As a general rule, when a code opens a shared library, and the code and the library link against independently compiled builds of a common dependency, there is a potential for undesirable and unpredictable behavior associated with resolution of any symbols declared within the common dependency. The exact outcome will depend sensitively upon the specific manner in which the two builds of the dependency were compiled; in some cases, the global state associated with each build of the dependency will be stored separately in memory (with each build having an independent set of global variables), whereas in other cases, the global state associated with the two builds may correspond to the same locations in memory (and thus be shared between the two builds). More nuanced outcomes are also possible. Furthermore, if the two builds of the common dependency correspond to different version numbers of the dependency, additional problems can arise due to inconsistencies in the application binary interface (ABI) of the two versions.

This sort of inconsistent and unportable behavior is unacceptable within the context of the MDI Library. To address this challenge, the MDI Library maintains tight control over all data it manages. All persistent data managed by the MDI Library is contained within a single pointer to a global data structure, which is allocated by the driver. Upon opening or launching a plugin, this pointer is passed to the plugin, so that both the driver’s build of the MDI Library and the plugin’s build of the MDI Library are forced to use the same top-level global data structure. In order to future-proof against the introduction of ABI incompatibilities in new versions of the MDI Library, this top-level global data structure is little more than a collection of pointers, with each one pointing to the MDI-managed data associated with a particular code base (i.e., the driver or a plugin). The MDI Library maintains the data associated with each of these code bases separately, greatly reducing the potential for ABI incompatibilities in cases where the driver and plugin link against different MDI Library versions. For cases in which data must be shared between potentially different builds of the MDI Library (such as when the driver sends information to a plugin), the data is stored within a data structure that is intended to remain stable across MDI Library versions.

The above strategy essentially partitions the MDI Library’s global memory into separate allocations that are associated with each instance of a driver/plugin that is linked against the MDI Library, with each allocation potentially corresponding to a different MDI version; however, this is not per se sufficient to future-proof against changes in the MDI Library. It is also necessary to ensure that the correct version of each MDI Library function operates on the correct version of the MDI Library data. Additional safeguards are thus required to enforce consistency in the resolution of the MDI Library’s function symbols; this is accomplished through the careful storage and sharing of function pointers. When the driver initializes the MDI Library, the driver’s build of the MDI Library stores function pointers to certain MDI Library functions. When a plugin is opened or launched, the plugin’s build of the MDI Library stores function pointers to these same library functions, and communicates them with the driver. If the functions defined by the two MDI Library builds resolve to different memory locations, the function pointers allow each build to explicitly call the functions defined by the other build. This enables the driver’s build of the MDI Library to pass control to the plugin’s build of the MDI Library, and vice versa.

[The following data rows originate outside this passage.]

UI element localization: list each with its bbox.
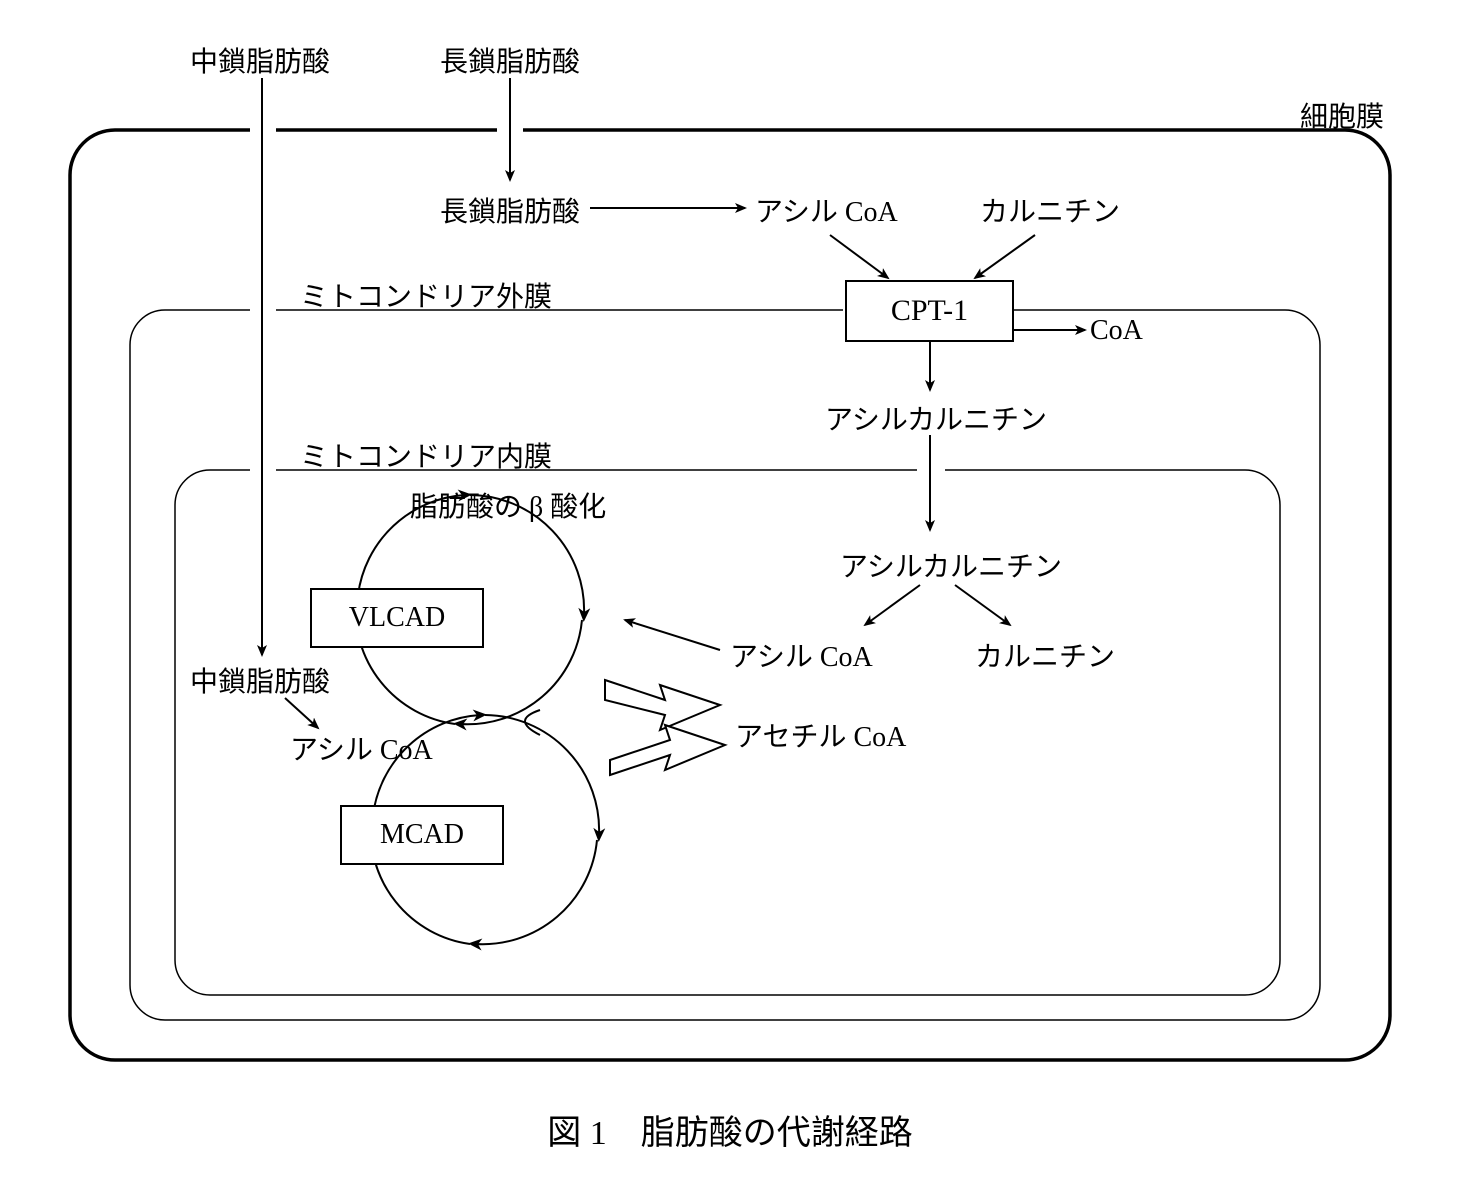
label-lcfa-in: 長鎖脂肪酸: [440, 190, 580, 230]
figure-caption: 図 1 脂肪酸の代謝経路: [0, 1105, 1460, 1154]
label-carnitine: カルニチン: [980, 190, 1120, 230]
hollow-arrow-top: [605, 680, 720, 730]
label-acylcarnitine1: アシルカルニチン: [825, 398, 1047, 438]
label-beta-ox: 脂肪酸の β 酸化: [410, 485, 606, 525]
label-mcfa-top: 中鎖脂肪酸: [190, 40, 330, 80]
label-outer-mito: ミトコンドリア外膜: [300, 275, 552, 315]
label-acylcarnitine2: アシルカルニチン: [840, 545, 1062, 585]
box-mcad: MCAD: [340, 805, 504, 865]
label-coa-out: CoA: [1090, 315, 1143, 347]
label-cell-membrane: 細胞膜: [1300, 95, 1384, 135]
label-inner-mito: ミトコンドリア内膜: [300, 435, 552, 475]
label-acyl-coa3: アシル CoA: [290, 728, 433, 768]
label-acyl-coa: アシル CoA: [755, 190, 898, 230]
label-acetyl-coa: アセチル CoA: [735, 715, 906, 755]
label-acyl-coa2: アシル CoA: [730, 635, 873, 675]
box-vlcad: VLCAD: [310, 588, 484, 648]
diagram-svg: [0, 0, 1460, 1184]
box-cpt1: CPT-1: [845, 280, 1014, 342]
hollow-arrow-bottom: [610, 725, 725, 775]
label-carnitine2: カルニチン: [975, 635, 1115, 675]
cell-membrane-rect: [70, 130, 1390, 1060]
label-lcfa-top: 長鎖脂肪酸: [440, 40, 580, 80]
label-mcfa-in: 中鎖脂肪酸: [190, 660, 330, 700]
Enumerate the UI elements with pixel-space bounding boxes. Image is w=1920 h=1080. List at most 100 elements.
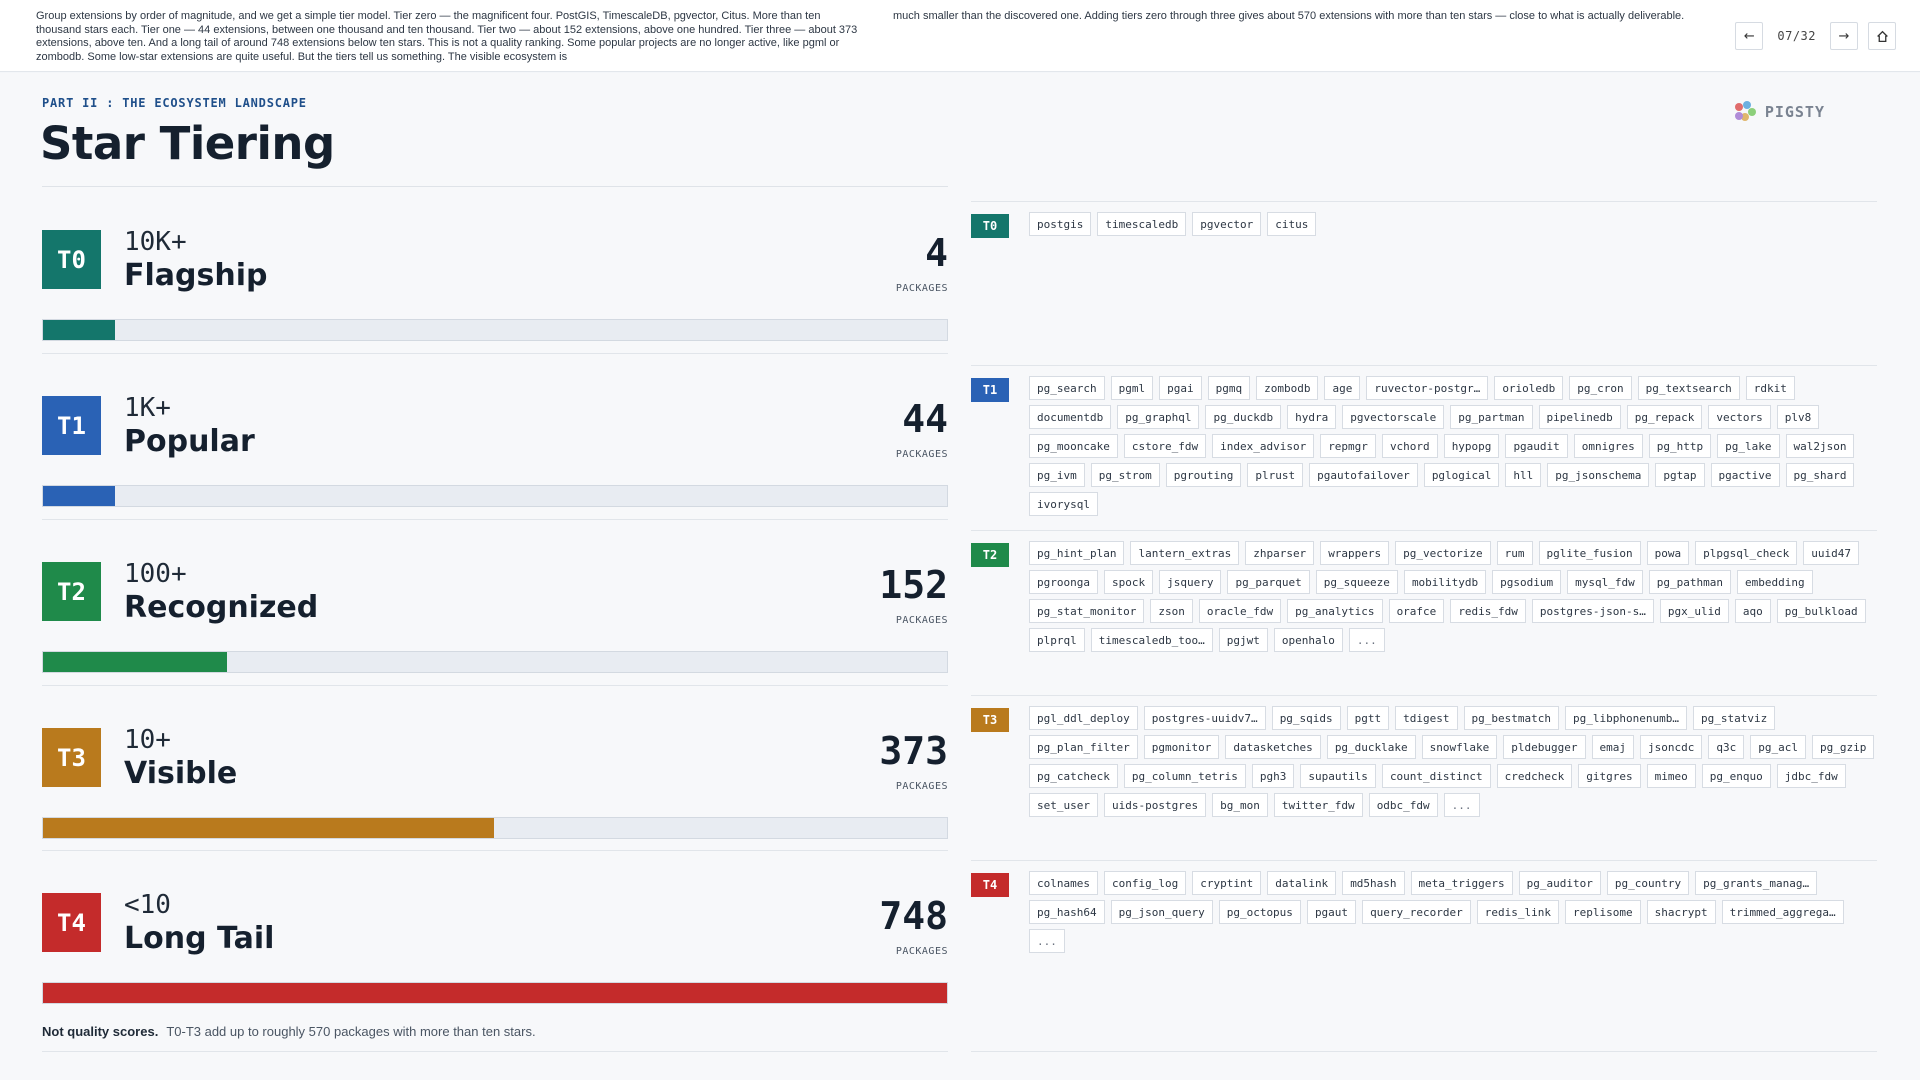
- extension-tag[interactable]: pgaudit: [1505, 434, 1568, 458]
- extension-tag[interactable]: powa: [1646, 541, 1690, 565]
- extension-tag[interactable]: pgvector: [1192, 212, 1262, 236]
- extension-tag[interactable]: repmgr: [1320, 434, 1376, 458]
- extension-tag[interactable]: citus: [1267, 212, 1317, 236]
- extension-tag[interactable]: cryptint: [1192, 871, 1262, 895]
- extension-tag[interactable]: rum: [1496, 541, 1533, 565]
- extension-tag[interactable]: pg_hint_plan: [1029, 541, 1125, 565]
- extension-tag[interactable]: plv8: [1776, 405, 1820, 429]
- more-tags-button[interactable]: ...: [1443, 793, 1480, 817]
- extension-tag[interactable]: postgis: [1029, 212, 1092, 236]
- extension-tag[interactable]: aqo: [1734, 599, 1771, 623]
- extension-tag[interactable]: pg_libphonenumb…: [1565, 706, 1687, 730]
- extension-tag[interactable]: pgtt: [1346, 706, 1390, 730]
- extension-tag[interactable]: colnames: [1029, 871, 1098, 895]
- extension-tag[interactable]: vectors: [1708, 405, 1771, 429]
- extension-tag[interactable]: orafce: [1388, 599, 1445, 623]
- extension-tag[interactable]: pgh3: [1251, 764, 1295, 788]
- extension-tag[interactable]: pg_ivm: [1029, 463, 1085, 487]
- extension-tag[interactable]: bg_mon: [1212, 793, 1268, 817]
- extension-tag[interactable]: uuid47: [1803, 541, 1859, 565]
- extension-tag[interactable]: pgl_ddl_deploy: [1029, 706, 1138, 730]
- extension-tag[interactable]: redis_link: [1476, 900, 1560, 924]
- extension-tag[interactable]: pg_search: [1029, 376, 1105, 400]
- extension-tag[interactable]: pgautofailover: [1309, 463, 1418, 487]
- extension-tag[interactable]: postgres-json-s…: [1531, 599, 1654, 623]
- extension-tag[interactable]: pg_textsearch: [1637, 376, 1740, 400]
- extension-tag[interactable]: mimeo: [1646, 764, 1696, 788]
- extension-tag[interactable]: openhalo: [1273, 628, 1343, 652]
- extension-tag[interactable]: mysql_fdw: [1567, 570, 1643, 594]
- extension-tag[interactable]: plpgsql_check: [1695, 541, 1798, 565]
- extension-tag[interactable]: pg_duckdb: [1205, 405, 1282, 429]
- extension-tag[interactable]: pglogical: [1423, 463, 1500, 487]
- extension-tag[interactable]: pg_gzip: [1812, 735, 1875, 759]
- extension-tag[interactable]: snowflake: [1421, 735, 1498, 759]
- extension-tag[interactable]: pg_statviz: [1692, 706, 1776, 730]
- extension-tag[interactable]: embedding: [1737, 570, 1813, 594]
- extension-tag[interactable]: uids-postgres: [1103, 793, 1207, 817]
- extension-tag[interactable]: pg_grants_manag…: [1695, 871, 1818, 895]
- extension-tag[interactable]: pg_country: [1606, 871, 1690, 895]
- extension-tag[interactable]: lantern_extras: [1130, 541, 1240, 565]
- extension-tag[interactable]: meta_triggers: [1410, 871, 1513, 895]
- extension-tag[interactable]: hydra: [1287, 405, 1337, 429]
- extension-tag[interactable]: pgml: [1110, 376, 1154, 400]
- extension-tag[interactable]: pg_stat_monitor: [1029, 599, 1145, 623]
- extension-tag[interactable]: pgx_ulid: [1659, 599, 1729, 623]
- extension-tag[interactable]: redis_fdw: [1450, 599, 1526, 623]
- extension-tag[interactable]: oracle_fdw: [1198, 599, 1282, 623]
- extension-tag[interactable]: pgjwt: [1218, 628, 1268, 652]
- extension-tag[interactable]: pgactive: [1710, 463, 1780, 487]
- extension-tag[interactable]: set_user: [1029, 793, 1098, 817]
- extension-tag[interactable]: pg_strom: [1090, 463, 1160, 487]
- extension-tag[interactable]: pg_enquo: [1701, 764, 1771, 788]
- extension-tag[interactable]: gitgres: [1578, 764, 1641, 788]
- extension-tag[interactable]: jsquery: [1159, 570, 1222, 594]
- extension-tag[interactable]: postgres-uuidv7…: [1143, 706, 1266, 730]
- extension-tag[interactable]: pgai: [1159, 376, 1202, 400]
- extension-tag[interactable]: pipelinedb: [1538, 405, 1621, 429]
- extension-tag[interactable]: pglite_fusion: [1538, 541, 1641, 565]
- extension-tag[interactable]: twitter_fdw: [1273, 793, 1363, 817]
- extension-tag[interactable]: pg_auditor: [1518, 871, 1601, 895]
- extension-tag[interactable]: pgmonitor: [1143, 735, 1220, 759]
- extension-tag[interactable]: pg_lake: [1717, 434, 1780, 458]
- extension-tag[interactable]: replisome: [1565, 900, 1641, 924]
- extension-tag[interactable]: zombodb: [1256, 376, 1319, 400]
- extension-tag[interactable]: pg_catcheck: [1029, 764, 1118, 788]
- extension-tag[interactable]: pg_mooncake: [1029, 434, 1118, 458]
- extension-tag[interactable]: pg_graphql: [1117, 405, 1200, 429]
- extension-tag[interactable]: pg_ducklake: [1326, 735, 1416, 759]
- extension-tag[interactable]: jdbc_fdw: [1776, 764, 1846, 788]
- extension-tag[interactable]: mobilitydb: [1403, 570, 1487, 594]
- extension-tag[interactable]: pg_plan_filter: [1029, 735, 1138, 759]
- extension-tag[interactable]: pgaut: [1306, 900, 1357, 924]
- extension-tag[interactable]: pg_pathman: [1648, 570, 1731, 594]
- extension-tag[interactable]: config_log: [1103, 871, 1187, 895]
- extension-tag[interactable]: pg_http: [1648, 434, 1712, 458]
- extension-tag[interactable]: pg_analytics: [1287, 599, 1383, 623]
- extension-tag[interactable]: pgsodium: [1492, 570, 1562, 594]
- extension-tag[interactable]: omnigres: [1573, 434, 1643, 458]
- extension-tag[interactable]: pldebugger: [1503, 735, 1586, 759]
- extension-tag[interactable]: pg_vectorize: [1395, 541, 1491, 565]
- extension-tag[interactable]: tdigest: [1395, 706, 1458, 730]
- extension-tag[interactable]: timescaledb_too…: [1090, 628, 1213, 652]
- home-icon[interactable]: [1868, 22, 1896, 50]
- extension-tag[interactable]: orioledb: [1494, 376, 1564, 400]
- extension-tag[interactable]: pg_shard: [1785, 463, 1855, 487]
- more-tags-button[interactable]: ...: [1348, 628, 1385, 652]
- extension-tag[interactable]: pgvectorscale: [1342, 405, 1445, 429]
- extension-tag[interactable]: md5hash: [1342, 871, 1405, 895]
- extension-tag[interactable]: pg_cron: [1569, 376, 1632, 400]
- extension-tag[interactable]: rdkit: [1745, 376, 1795, 400]
- extension-tag[interactable]: pg_repack: [1626, 405, 1703, 429]
- extension-tag[interactable]: pg_parquet: [1227, 570, 1310, 594]
- extension-tag[interactable]: count_distinct: [1381, 764, 1491, 788]
- extension-tag[interactable]: credcheck: [1496, 764, 1573, 788]
- extension-tag[interactable]: timescaledb: [1097, 212, 1187, 236]
- extension-tag[interactable]: pgroonga: [1029, 570, 1098, 594]
- extension-tag[interactable]: index_advisor: [1212, 434, 1315, 458]
- extension-tag[interactable]: vchord: [1381, 434, 1438, 458]
- extension-tag[interactable]: trimmed_aggrega…: [1721, 900, 1844, 924]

These safeguards represent an extensive and sophisticated effort to enable independent compilation of MDI-supporting codes in a way that is robust with respect to typical compile-time choices. Although it is impossible to guarantee consistency under all possible circumstances (for example, situations in which different builds of the MDI Library are compiled for different machine architectures), the MDI Library is capable of self-correcting numerous issues associated with inconsistencies in symbol resolution, which represent one of the most troublesome complications associated with the usage of shared libraries.